Steril bersubsidi di manapun berada sering menjadi pro dan kontra di kalangan pemilik maupun dokter hewan. Ada masyarakat bersama dokter hewan yang peduli untuk mengadakan steril bersubsidi sehingga siapa saja bisa mensteril kucingnya maupun kucing liar di sekitar. Rumah Steril cuma salah satunya. Saya sendiri sudah mengenal steril bersubsidi sejak 2006. Saya masih ingat nama dokter tersebut.

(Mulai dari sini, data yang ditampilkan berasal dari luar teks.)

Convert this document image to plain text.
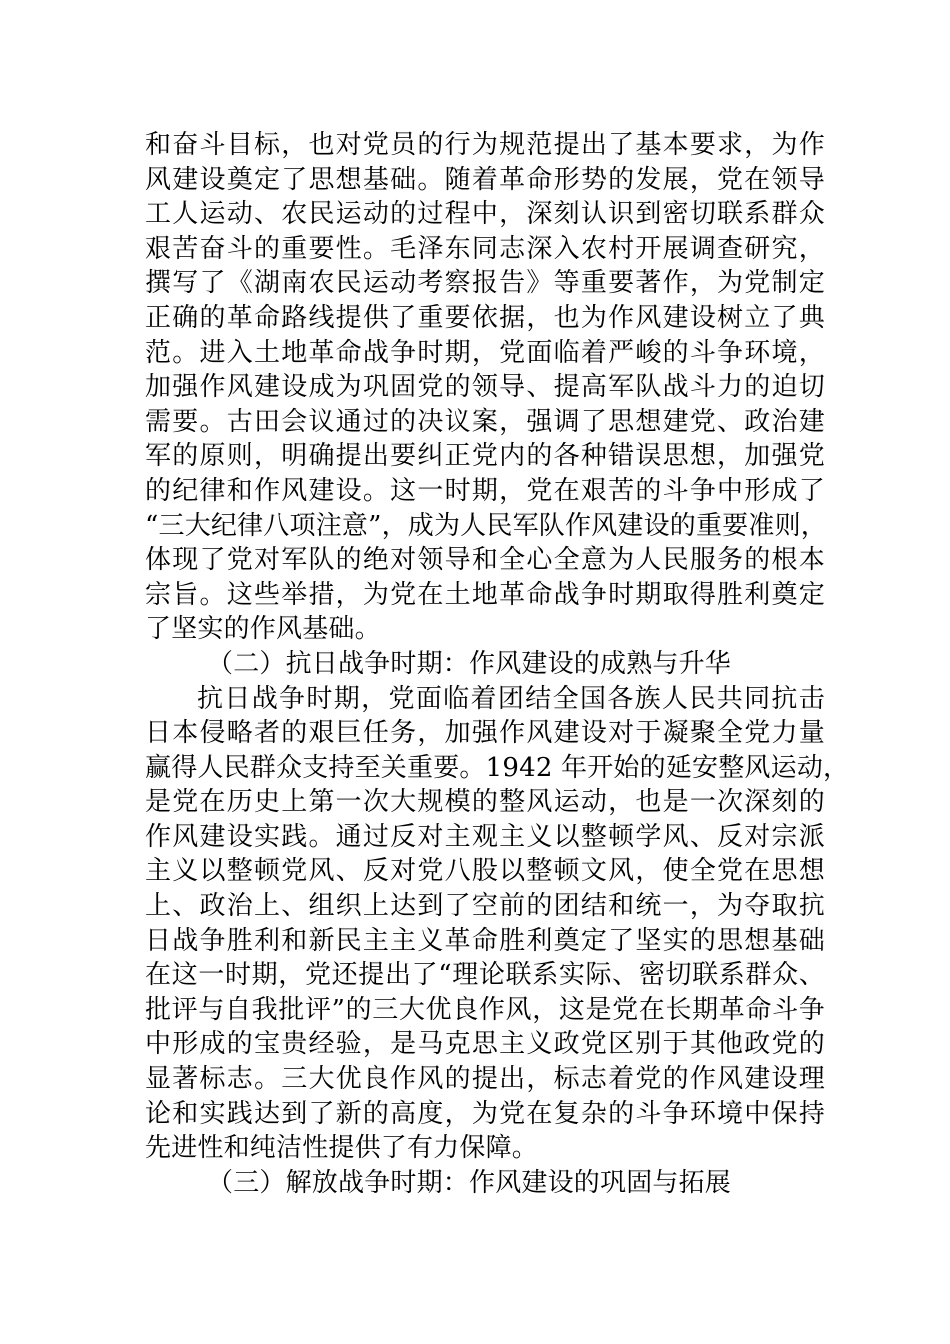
和奋斗目标，也对党员的行为规范提出了基本要求，为作
风建设奠定了思想基础。随着革命形势的发展，党在领导
工人运动、农民运动的过程中，深刻认识到密切联系群众
艰苦奋斗的重要性。毛泽东同志深入农村开展调查研究，
撰写了《湖南农民运动考察报告》等重要著作，为党制定
正确的革命路线提供了重要依据，也为作风建设树立了典
范。进入土地革命战争时期，党面临着严峻的斗争环境，
加强作风建设成为巩固党的领导、提高军队战斗力的迫切
需要。古田会议通过的决议案，强调了思想建党、政治建
军的原则，明确提出要纠正党内的各种错误思想，加强党
的纪律和作风建设。这一时期，党在艰苦的斗争中形成了
“三大纪律八项注意”，成为人民军队作风建设的重要准则，
体现了党对军队的绝对领导和全心全意为人民服务的根本
宗旨。这些举措，为党在土地革命战争时期取得胜利奠定
了坚实的作风基础。
（二）抗日战争时期：作风建设的成熟与升华
抗日战争时期，党面临着团结全国各族人民共同抗击
日本侵略者的艰巨任务，加强作风建设对于凝聚全党力量
赢得人民群众支持至关重要。1942 年开始的延安整风运动，
是党在历史上第一次大规模的整风运动，也是一次深刻的
作风建设实践。通过反对主观主义以整顿学风、反对宗派
主义以整顿党风、反对党八股以整顿文风，使全党在思想
上、政治上、组织上达到了空前的团结和统一，为夺取抗
日战争胜利和新民主主义革命胜利奠定了坚实的思想基础
在这一时期，党还提出了“理论联系实际、密切联系群众、
批评与自我批评”的三大优良作风，这是党在长期革命斗争
中形成的宝贵经验，是马克思主义政党区别于其他政党的
显著标志。三大优良作风的提出，标志着党的作风建设理
论和实践达到了新的高度，为党在复杂的斗争环境中保持
先进性和纯洁性提供了有力保障。
（三）解放战争时期：作风建设的巩固与拓展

Seiring waktu berjalan, kegiatan ini menyebar ke berbagai kota di Indonesia. Beberapa nama yang cukup populer seperti Meong Bandung, Steril Yuk. Rumah Steril sendiri baru muncul di tahun 2014. Niat sederhana ini tidak selalu mendapat tanggapan positif. Sisi kontranya, dari persatuan dokter hewan sendiri memiliki kekhawatiran bahwa steril bersubsidi dilakukan oleh bukan dokter hewan ataupun dilakukan tidak menurut Standar Operasional yang ditetapkan.

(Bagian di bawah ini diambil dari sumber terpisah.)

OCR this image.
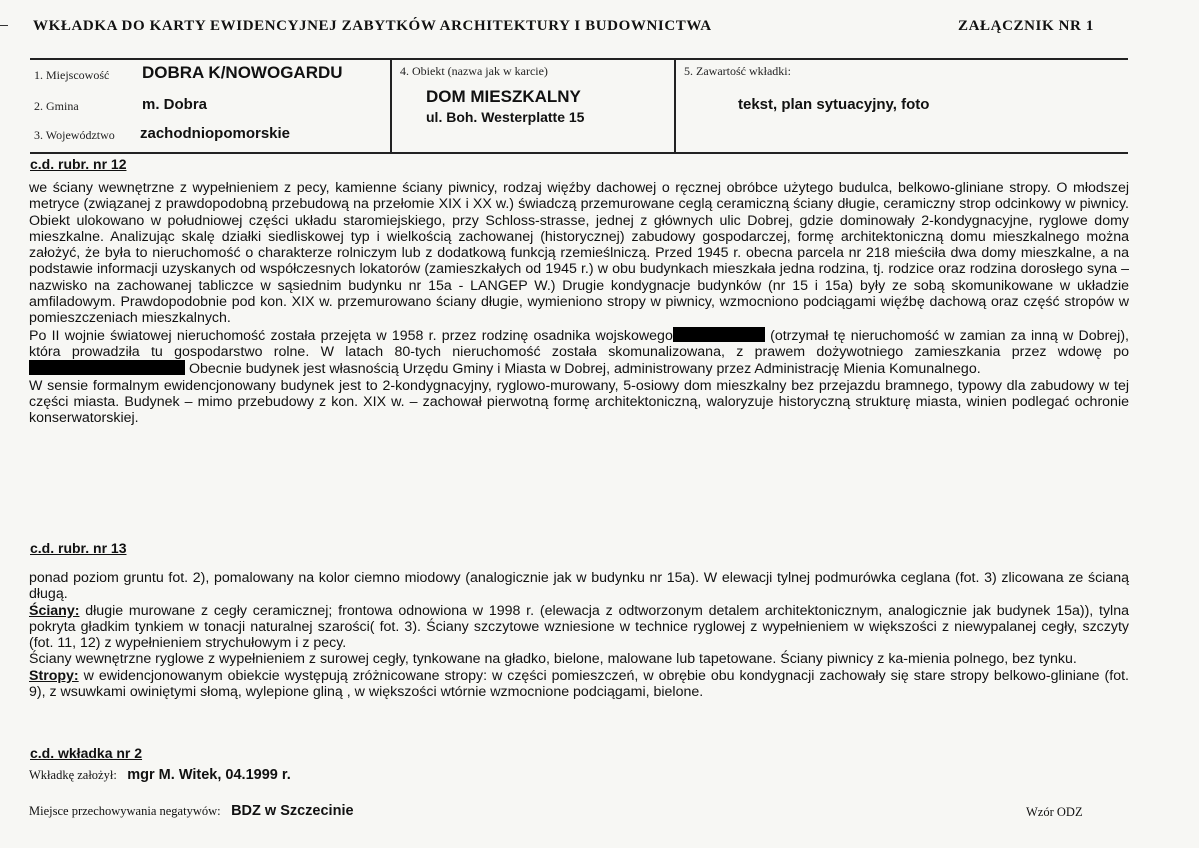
WKŁADKA DO KARTY EWIDENCYJNEJ ZABYTKÓW ARCHITEKTURY I BUDOWNICTWA	ZAŁĄCZNIK NR 1
1. Miejscowość DOBRA K/NOWOGARDU
2. Gmina	m. Dobra
3. Województwo zachodniopomorskie
4. Obiekt (nazwa jak w karcie)
DOM MIESZKALNY
ul. Boh. Westerplatte 15
5. Zawartość wkładki:
tekst, plan sytuacyjny, foto
c.d. rubr. nr 12

we ściany wewnętrzne z wypełnieniem z pecy, kamienne ściany piwnicy, rodzaj więźby dachowej o ręcznej obróbce użytego budulca, belkowo-gliniane stropy. O młodszej metryce (związanej z prawdopodobną przebudową na przełomie XIX i XX w.) świadczą przemurowane ceglą ceramiczną ściany długie, ceramiczny strop odcinkowy w piwnicy. Obiekt ulokowano w południowej części układu staromiejskiego, przy Schloss-strasse, jednej z głównych ulic Dobrej, gdzie dominowały 2-kondygnacyjne, ryglowe domy mieszkalne. Analizując skalę działki siedliskowej typ i wielkością zachowanej (historycznej) zabudowy gospodarczej, formę architektoniczną domu mieszkalnego można założyć, że była to nieruchomość o charakterze rolniczym lub z dodatkową funkcją rzemieślniczą. Przed 1945 r. obecna parcela nr 218 mieściła dwa domy mieszkalne, a na podstawie informacji uzyskanych od współczesnych lokatorów (zamieszkałych od 1945 r.) w obu budynkach mieszkała jedna rodzina, tj. rodzice oraz rodzina dorosłego syna – nazwisko na zachowanej tabliczce w sąsiednim budynku nr 15a - LANGEP W.) Drugie kondygnacje budynków (nr 15 i 15a) były ze sobą skomunikowane w układzie amfiladowym. Prawdopodobnie pod kon. XIX w. przemurowano ściany długie, wymieniono stropy w piwnicy, wzmocniono podciągami więźbę dachową oraz część stropów w pomieszczeniach mieszkalnych.

Po II wojnie światowej nieruchomość została przejęta w 1958 r. przez rodzinę osadnika wojskowego	(otrzymał tę nieruchomość w zamian za inną w Dobrej), która prowadziła tu gospodarstwo rolne. W latach 80-tych nieruchomość została skomunalizowana, z prawem dożywotniego zamieszkania przez wdowę po  Obecnie budynek jest własnością Urzędu Gminy i Miasta w Dobrej, administrowany przez Administrację Mienia Komunalnego.

W sensie formalnym ewidencjonowany budynek jest to 2-kondygnacyjny, ryglowo-murowany, 5-osiowy dom mieszkalny bez przejazdu bramnego, typowy dla zabudowy w tej części miasta. Budynek – mimo przebudowy z kon. XIX w. – zachował pierwotną formę architektoniczną, waloryzuje historyczną strukturę miasta, winien podlegać ochronie konserwatorskiej.

c.d. rubr. nr 13

ponad poziom gruntu fot. 2), pomalowany na kolor ciemno miodowy (analogicznie jak w budynku nr 15a). W elewacji tylnej podmurówka ceglana (fot. 3) zlicowana ze ścianą długą.

Ściany: długie murowane z cegły ceramicznej; frontowa odnowiona w 1998 r. (elewacja z odtworzonym detalem architektonicznym, analogicznie jak budynek 15a)), tylna pokryta gładkim tynkiem w tonacji naturalnej szarości( fot. 3). Ściany szczytowe wzniesione w technice ryglowej z wypełnieniem w większości z niewypalanej cegły, szczyty (fot. 11, 12) z wypełnieniem strychułowym i z pecy.

Ściany wewnętrzne ryglowe z wypełnieniem z surowej cegły, tynkowane na gładko, bielone, malowane lub tapetowane. Ściany piwnicy z ka-mienia polnego, bez tynku.

Stropy: w ewidencjonowanym obiekcie występują zróżnicowane stropy: w części pomieszczeń, w obrębie obu kondygnacji zachowały się stare stropy belkowo-gliniane (fot. 9), z wsuwkami owiniętymi słomą, wylepione gliną , w większości wtórnie wzmocnione podciągami, bielone.

c.d. wkładka nr 2
Wkładkę założył: mgr M. Witek, 04.1999 r.
Miejsce przechowywania negatywów: BDZ w Szczecinie	Wzór ODZ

Bagaimana dengan peran pemerintah? Melalui Puskeswan tidak cukup kapasitasnya untuk mengadakan steril murah bagi orang-orang yang peduli dengan overpopulasi kucing. Seringkali orang harus menunggu sampai berbulan-bulan untuk mendapatkan giliran steril. Tentu kita tidak bisa selalu berharap pada pemerintah karena banyak beban yang harus ditanggung.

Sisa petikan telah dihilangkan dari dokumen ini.